What I found, however, was that while the narrative purported to be focused mainly on Oscar—even the title of the novel makes him the star—I could not identify with him in many ways. I could understand him, yes—sure, it sucks to be a fat geek who can’t get any; yeah, I can see where this story is going—but I could not really identify with him. I could identify to some extent with Yunior, because he seemed the most real of all the characters. I suppose you could argue that this “realness” is in some ways inherent in his being the narrator. However, I most identified with Lola. I’m not sure if this is because I found her story the most convincing, or because I could relate to her relationships with the people around her more than I could to, say, Oscar’s. In any case, I did start wondering why Diaz would have chosen a character like Oscar to place at the center of his novel. What, really, was he trying to accomplish in Oscar?
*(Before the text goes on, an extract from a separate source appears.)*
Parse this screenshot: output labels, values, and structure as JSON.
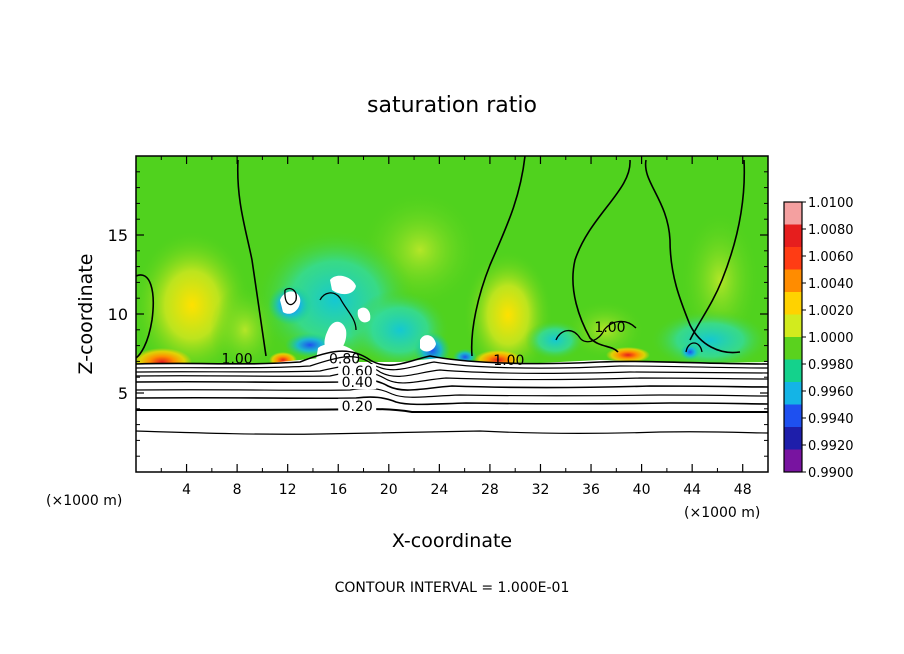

In retrospect, I think the problem that comes up with reading this novel is that it cannot be approached from the usual means/angles/whathaveyous that most works are approached through today. I think this novel attempts to function at a point beyond its own characters; maybe it can be classified as modern, “experimental” fiction. Actually, there is a class being taught at my previous institution, the University of Chicago, this winter (and which, in fact, I’m hoping to get in to) called “Poetics of Dislocation”. Although Diaz’s novel is a prose piece, I think much of it can and should be looked at through the lens which this class intends to employ in looking at certain poetry. The course description states:
“This course explores crises of placelessness and displacement as modern and contemporary verse has attempted to map them: from modernist cosmopolitan collage to poetry of exile, migration, and diaspora, the work we study, lodged between tongues, gives traction to discourse surrounding the abstraction of space in globalizing contexts. We examine the formal and social prompts and repercussions of experiments in polylingualism, dialect, creole, barbarism, and thwarted translation; we delve ultimately into some examples of poetic reckoning with the transformation of the site of reading, in the form of new media, installation, and otherwise ambient poetics.”
I would take this one step further and, going back to the novel’s treatment of time and space, argue that it combines this unique aspect with the “poetics of dislocation” of its prose to the point that it becomes a work that attempts to take a group of people’s unsettlement and form some kind of resolution out of it. I’m not sure what that resolution is yet, but I think that the use of different times, places, languages, people, sources of writing/narrative (letters, etc. which Yunior has used to piece together the family’s story), footnotes, and so on is the novel’s “experimental” condition, as it uses these to explore, well, the “crises of placelessness and displacement” which form the core of what Jennifer Scappettone calls works of “dislocation”.